Headache and earache are the most frequent symptoms of transverse sinus thrombosis. A transverse sinus thrombosis may also present with otitis media, sixth nerve palsy, and retroorbital or facial pain (Gradenigo’s syndrome). Sigmoid sinus and internal jugular vein thrombosis may present with neck pain.


The diagnosis of septic venous sinus thrombosis is suggested by an absent flow void within the affected venous sinus on MRI and confirmed by magnetic resonance venography, CT angiogram, or the venous phase of cerebral angiography. The diagnosis of thrombophlebitis of intracerebral and meningeal veins is suggested by the presence of intracerebral hemorrhage but requires cerebral angiography for definitive diagnosis.

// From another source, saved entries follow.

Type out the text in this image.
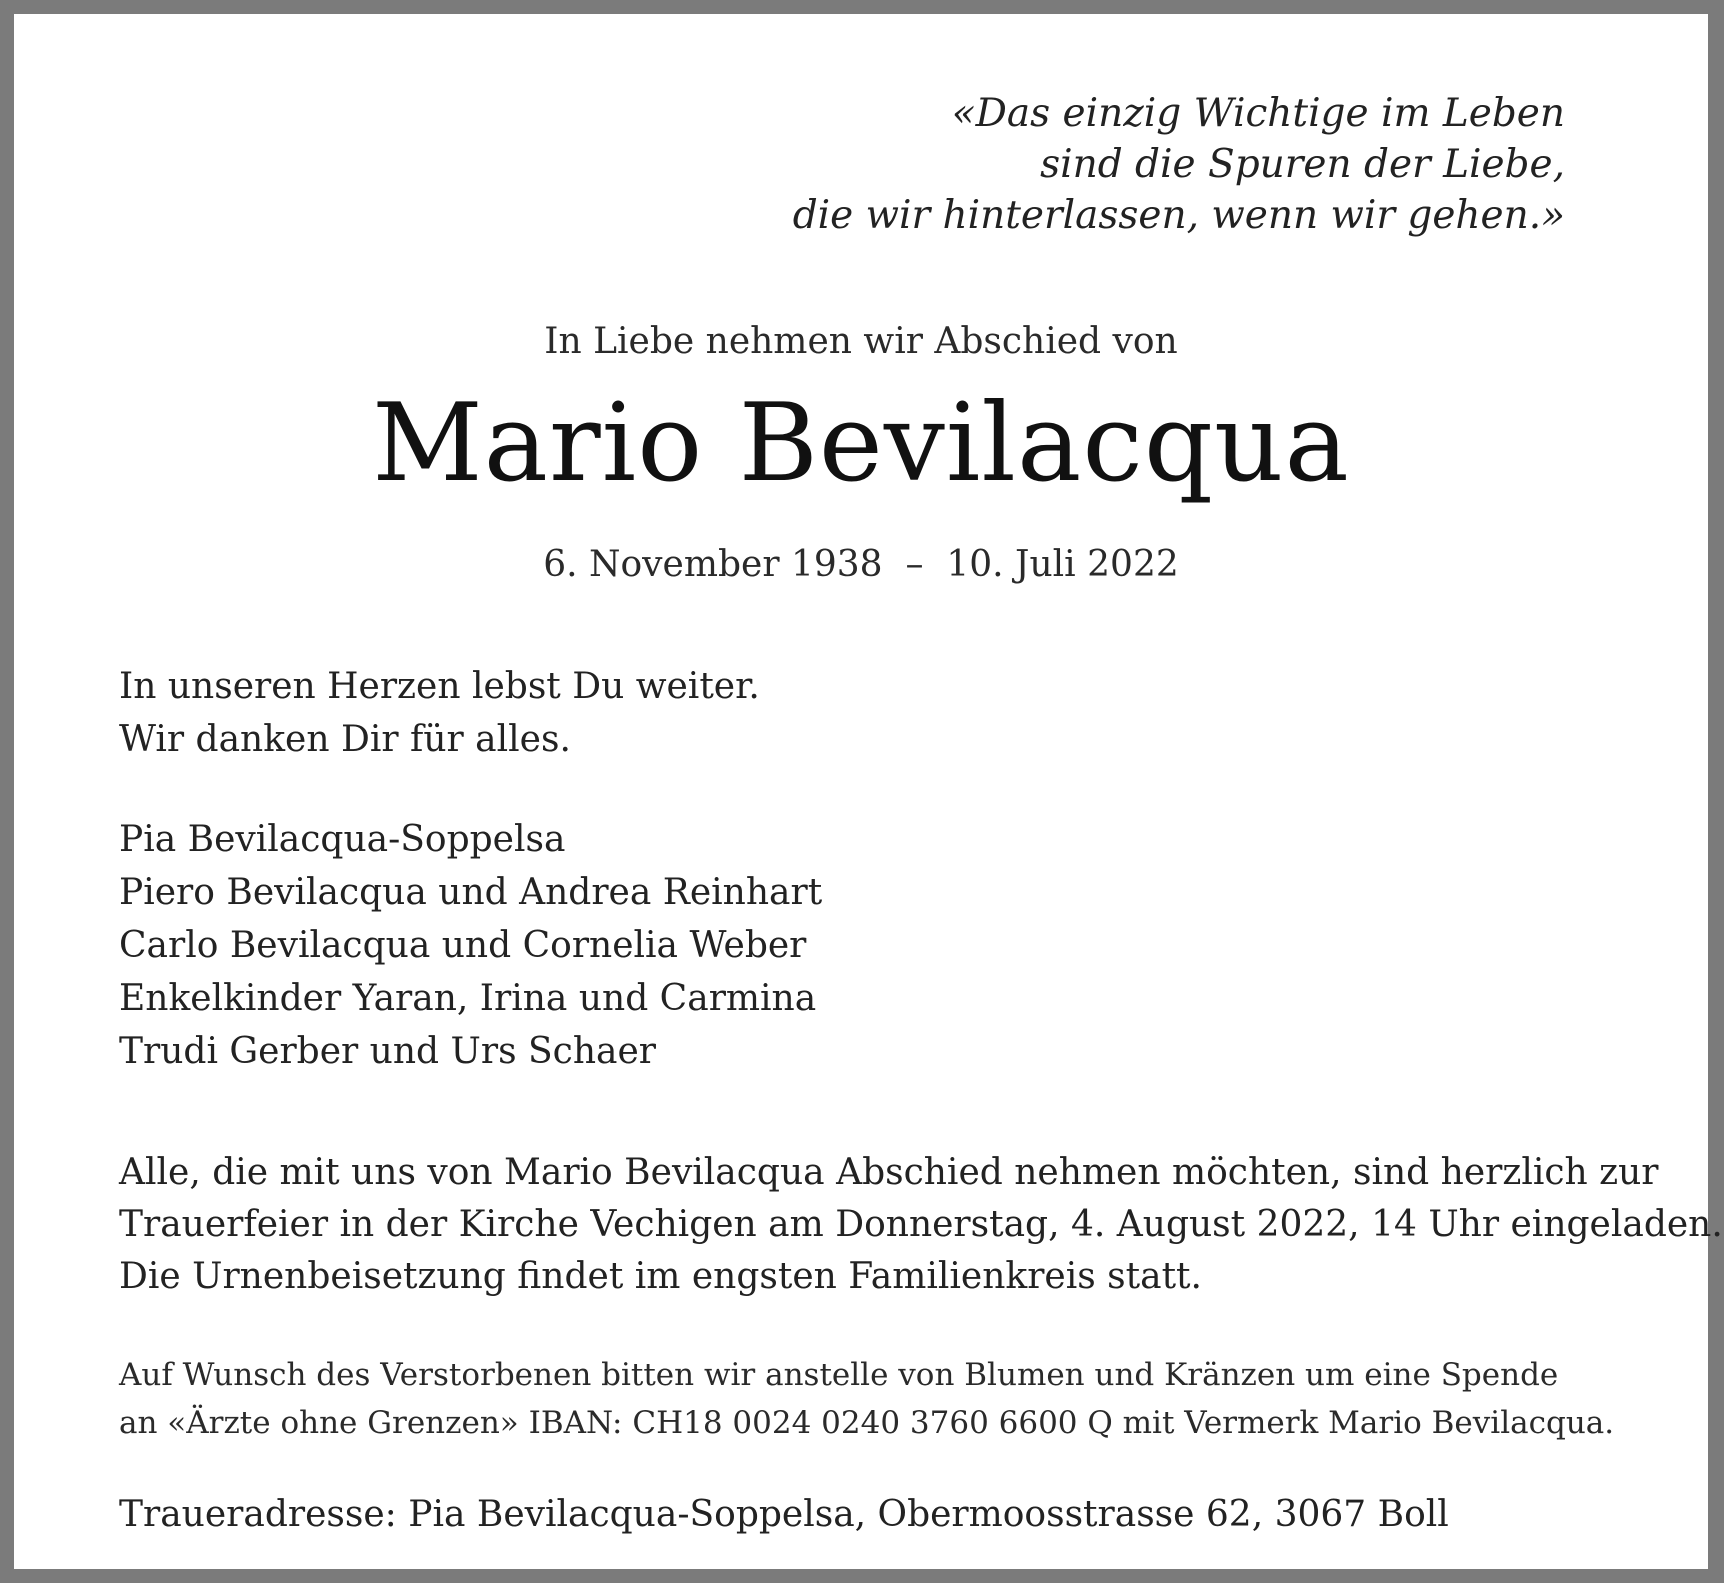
«Das einzig Wichtige im Leben
sind die Spuren der Liebe,
die wir hinterlassen, wenn wir gehen.»
In Liebe nehmen wir Abschied von
Mario Bevilacqua
6. November 1938  –  10. Juli 2022
In unseren Herzen lebst Du weiter.
Wir danken Dir für alles.
Pia Bevilacqua-Soppelsa
Piero Bevilacqua und Andrea Reinhart
Carlo Bevilacqua und Cornelia Weber
Enkelkinder Yaran, Irina und Carmina
Trudi Gerber und Urs Schaer
Alle, die mit uns von Mario Bevilacqua Abschied nehmen möchten, sind herzlich zur
Trauerfeier in der Kirche Vechigen am Donnerstag, 4. August 2022, 14 Uhr eingeladen.
Die Urnenbeisetzung findet im engsten Familienkreis statt.
Auf Wunsch des Verstorbenen bitten wir anstelle von Blumen und Kränzen um eine Spende
an «Ärzte ohne Grenzen» IBAN: CH18 0024 0240 3760 6600 Q mit Vermerk Mario Bevilacqua.
Traueradresse: Pia Bevilacqua-Soppelsa, Obermoosstrasse 62, 3067 Boll
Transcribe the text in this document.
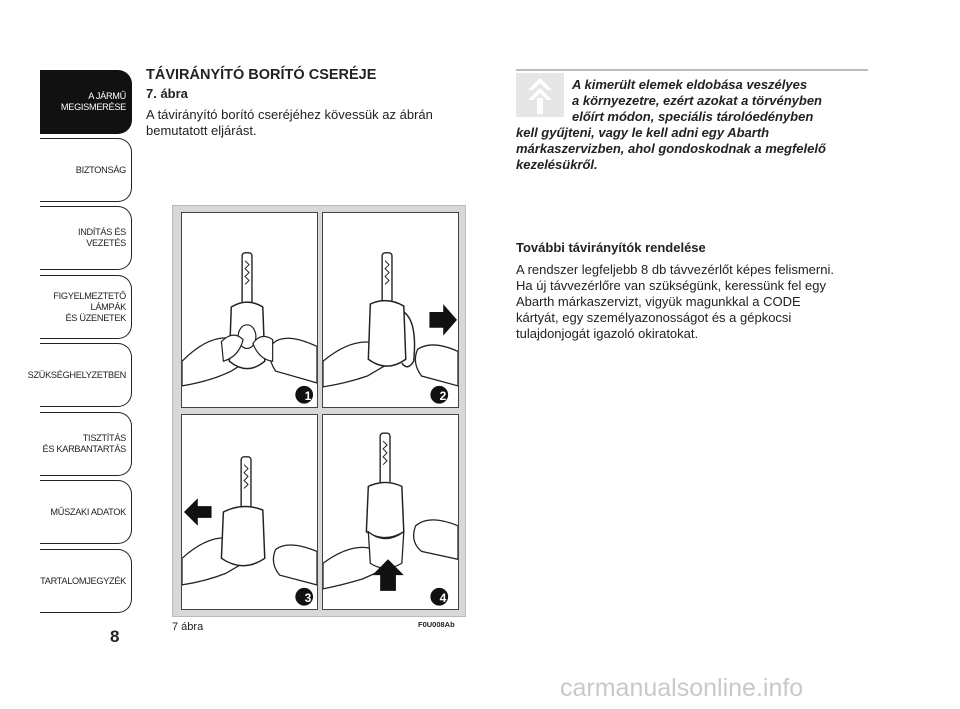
A JÁRMŰ
MEGISMERÉSE
BIZTONSÁG
INDÍTÁS ÉS VEZETÉS
FIGYELMEZTETŐ
LÁMPÁK
ÉS ÜZENETEK
SZÜKSÉGHELYZETBEN
TISZTÍTÁS
ÉS KARBANTARTÁS
MŰSZAKI ADATOK
TARTALOMJEGYZÉK
8
TÁVIRÁNYÍTÓ BORÍTÓ CSERÉJE
7. ábra
A távirányító borító cseréjéhez kövessük az ábrán bemutatott eljárást.
1	2
3	4
7 ábra	F0U008Ab
A kimerült elemek eldobása veszélyes
a környezetre, ezért azokat a törvényben
előírt módon, speciális tárolóedényben
kell gyűjteni, vagy le kell adni egy Abarth
márkaszervizben, ahol gondoskodnak a megfelelő
kezelésükről.
További távirányítók rendelése
A rendszer legfeljebb 8 db távvezérlőt képes felismerni.
Ha új távvezérlőre van szükségünk, keressünk fel egy
Abarth márkaszervizt, vigyük magunkkal a CODE
kártyát, egy személyazonosságot és a gépkocsi
tulajdonjogát igazoló okiratokat.
carmanualsonline.info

TREATMENT Suppurative Thrombophlebitis

Septic venous sinus thrombosis is treated with antibiotics, hydration, and removal of infected tissue and thrombus in septic lateral or cavernous sinus thrombosis. The choice of antimicrobial therapy is based on the bacteria responsible for the predisposing or associated condition. Optimal duration of therapy is unknown, but antibiotics are usually continued for 6 weeks or until there is radiographic evidence of resolution of thrombosis. Anticoagulation with dose-adjusted intravenous heparin is recommended for aseptic venous sinus thrombosis and in the treatment of septic venous sinus thrombosis complicating bacterial meningitis in patients who have progressive neurologic deterioration despite antimicrobial therapy and intravenous fluids. The presence of a small intracerebral hemorrhage from septic thrombophlebitis is not an absolute contraindication to heparin therapy. Successful management of aseptic venous sinus thrombosis has been reported with surgical thrombectomy, catheter-directed urokinase therapy, and with a combination of intrathrombus recombinant tissue plasminogen activator (rtPA) and intravenous heparin, but there is not enough data to recommend these therapies in septic venous sinus thrombosis.